Court forces IceRed's hand on giving names
Internet chat site IceRed.com has released personal information that could identify one of its users to a third party.
An official at online trade-show services provider E-Silkroad Holdings said yesterday the company had obtained the IP address of an IceRed user who posted allegedly libellous comments on the popular chat site earlier this year.
It marks the first time IceRed has released personal information on its users, many of whom use the site as a forum to anonymously voice controversial opinions.
Chief executive Tim Lam would not elaborate on the circumstances of the case, only saying that he was served with a court order forcing him to hand over the data.
'This is not something that we have publicised simply because we do not want to make a big issue out of it,' he said. 'Our users should be aware that if they post something illegal on our site and we receive a court order telling us to disclose their information, we will follow the law.'
E-Silkroad has alleged about a dozen libellous messages appeared on IceRed between October last year and March this year, when E-Silkroad listed on the Growth Enterprise Market.
Along with a demand for compensation, E-Silkroad has asked the High Court to force IceRed to reveal the names, addresses, e-mail addresses and Internet Protocol (IP) addresses of the users who sent the messages.
Executives have said they would consider suing any individuals they identified. The official would not say what E-Silkroad has been able to do with the IP address, which could be used to trace the messages back to the computer where they originated.
Because the messages were not sent by a registered user, IceRed does not have any of the other information being sought.
The case has been heard in closed court.
Mr Lam said the main issue remaining in the E-Silkroad case was whether IceRed could be held liable for what its users posted, not whether people had the right to online anonymity.
The revelation that IceRed has released user information is unlikely to be well received by its members.
The E-Silkroad case prompted a heated debate over online freedom of speech, and IceRed supporters have donated HK$50,000 to cover the site's legal fees.
Many people gave money saying they wanted to protect their identities so that they could participate in controversial discussions without fear of retaliation.
'We donated to protect our anonymity, not to make IceRed richer,' said one user.
Mr Lam, and IceRed co-founder Kenny Lam, have promised to update users on the status of the lawsuit, but maintain they cannot say anything until after the case is closed.

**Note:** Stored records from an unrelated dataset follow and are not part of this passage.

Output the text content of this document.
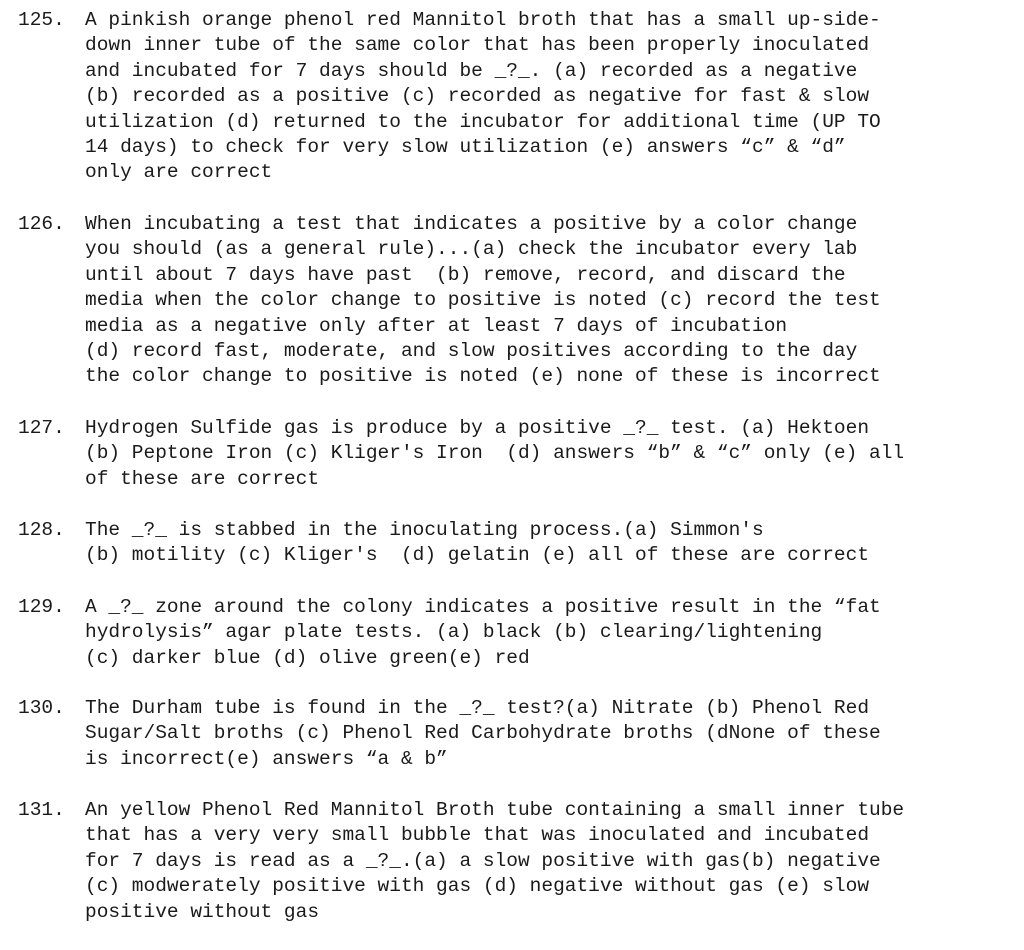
125.	A pinkish orange phenol red Mannitol broth that has a small up-side-
down inner tube of the same color that has been properly inoculated
and incubated for 7 days should be _?_. (a) recorded as a negative
(b) recorded as a positive (c) recorded as negative for fast & slow
utilization (d) returned to the incubator for additional time (UP TO
14 days) to check for very slow utilization (e) answers “c” & “d”
only are correct
126.	When incubating a test that indicates a positive by a color change
you should (as a general rule)...(a) check the incubator every lab
until about 7 days have past  (b) remove, record, and discard the
media when the color change to positive is noted (c) record the test
media as a negative only after at least 7 days of incubation
(d) record fast, moderate, and slow positives according to the day
the color change to positive is noted (e) none of these is incorrect
127.	Hydrogen Sulfide gas is produce by a positive _?_ test. (a) Hektoen
(b) Peptone Iron (c) Kliger's Iron  (d) answers “b” & “c” only (e) all
of these are correct
128.	The _?_ is stabbed in the inoculating process.(a) Simmon's
(b) motility (c) Kliger's  (d) gelatin (e) all of these are correct
129.	A _?_ zone around the colony indicates a positive result in the “fat
hydrolysis” agar plate tests. (a) black (b) clearing/lightening
(c) darker blue (d) olive green(e) red
130.	The Durham tube is found in the _?_ test?(a) Nitrate (b) Phenol Red
Sugar/Salt broths (c) Phenol Red Carbohydrate broths (dNone of these
is incorrect(e) answers “a & b”
131.	An yellow Phenol Red Mannitol Broth tube containing a small inner tube
that has a very very small bubble that was inoculated and incubated
for 7 days is read as a _?_.(a) a slow positive with gas(b) negative
(c) modwerately positive with gas (d) negative without gas (e) slow
positive without gas
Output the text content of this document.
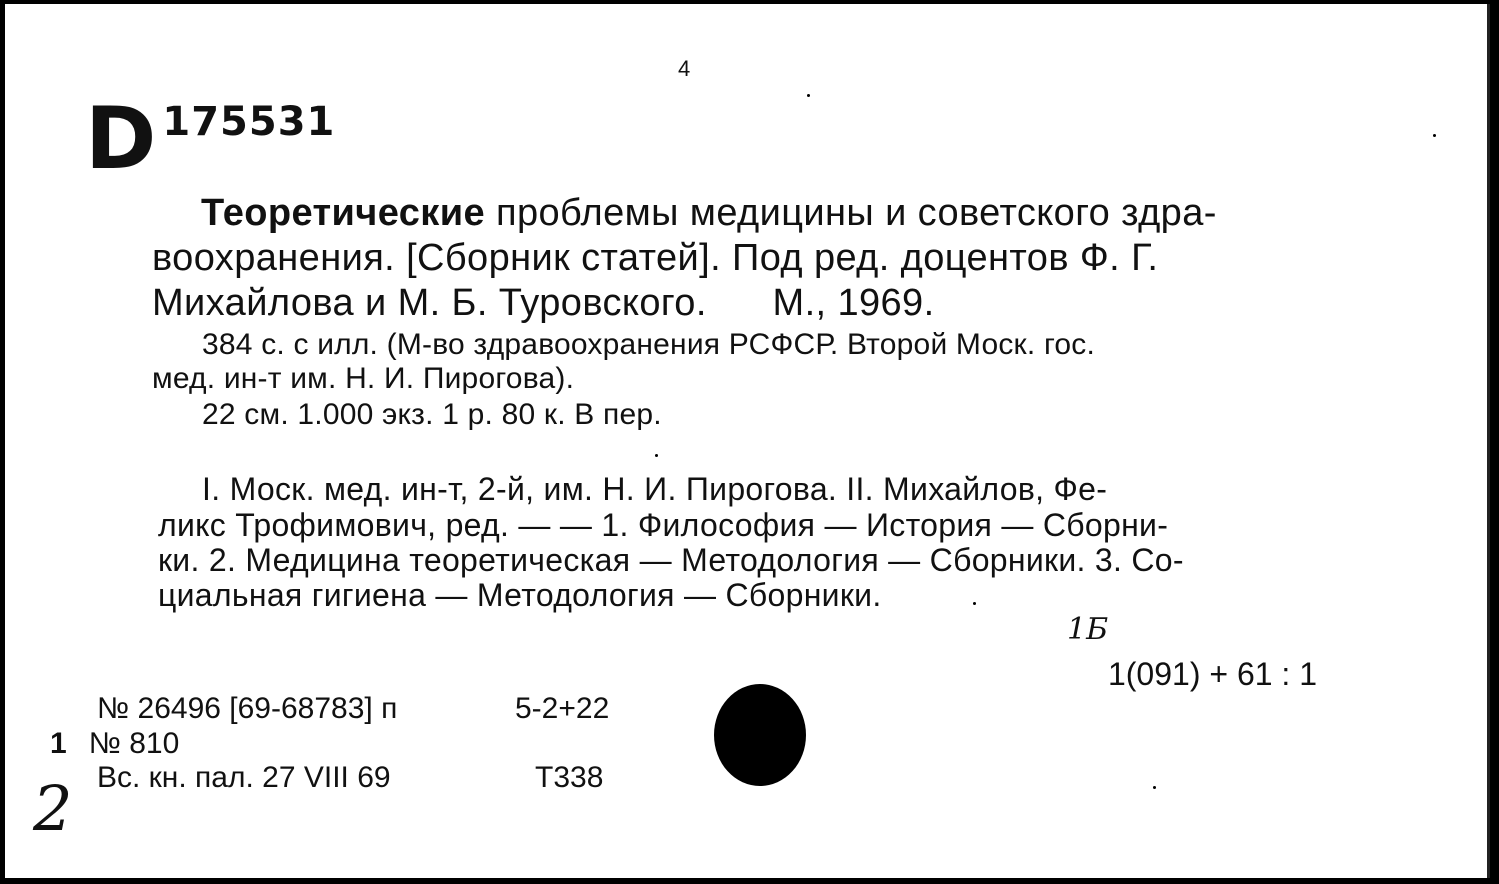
4
D 175531
Теоретические проблемы медицины и советского здра-
воохранения. [Сборник статей]. Под ред. доцентов Ф. Г.
Михайлова и М. Б. Туровского.      М., 1969.
384 с. с илл. (М-во здравоохранения РСФСР. Второй Моск. гос.
мед. ин-т им. Н. И. Пирогова).
22 см. 1.000 экз. 1 р. 80 к. В пер.
I. Моск. мед. ин-т, 2-й, им. Н. И. Пирогова. II. Михайлов, Фе-
ликс Трофимович, ред. — — 1. Философия — История — Сборни-
ки. 2. Медицина теоретическая — Методология — Сборники. 3. Со-
циальная гигиена — Методология — Сборники.
1Б
1(091) + 61 : 1
№ 26496 [69-68783] п	5-2+22
1 № 810
Вс. кн. пал. 27 VIII 69	Т338
2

At one point, an announcement was posted on the site denying rumours that user information had been disclosed. That notice has since been removed.
Tim Lam said IceRed remained committed to protecting the privacy of its members, pointing out that he received two or three requests for user information every day, all of which were turned down.
'In the case where we released information, the person had clearly broken the law,' he said. 'People still have the impression that the Internet is the wild, wild west, and that they can say whatever they want without being held responsible for it.'
Mr Lam said the controversy had not hurt IceRed's popularity, with page views increased by 30 per cent since March.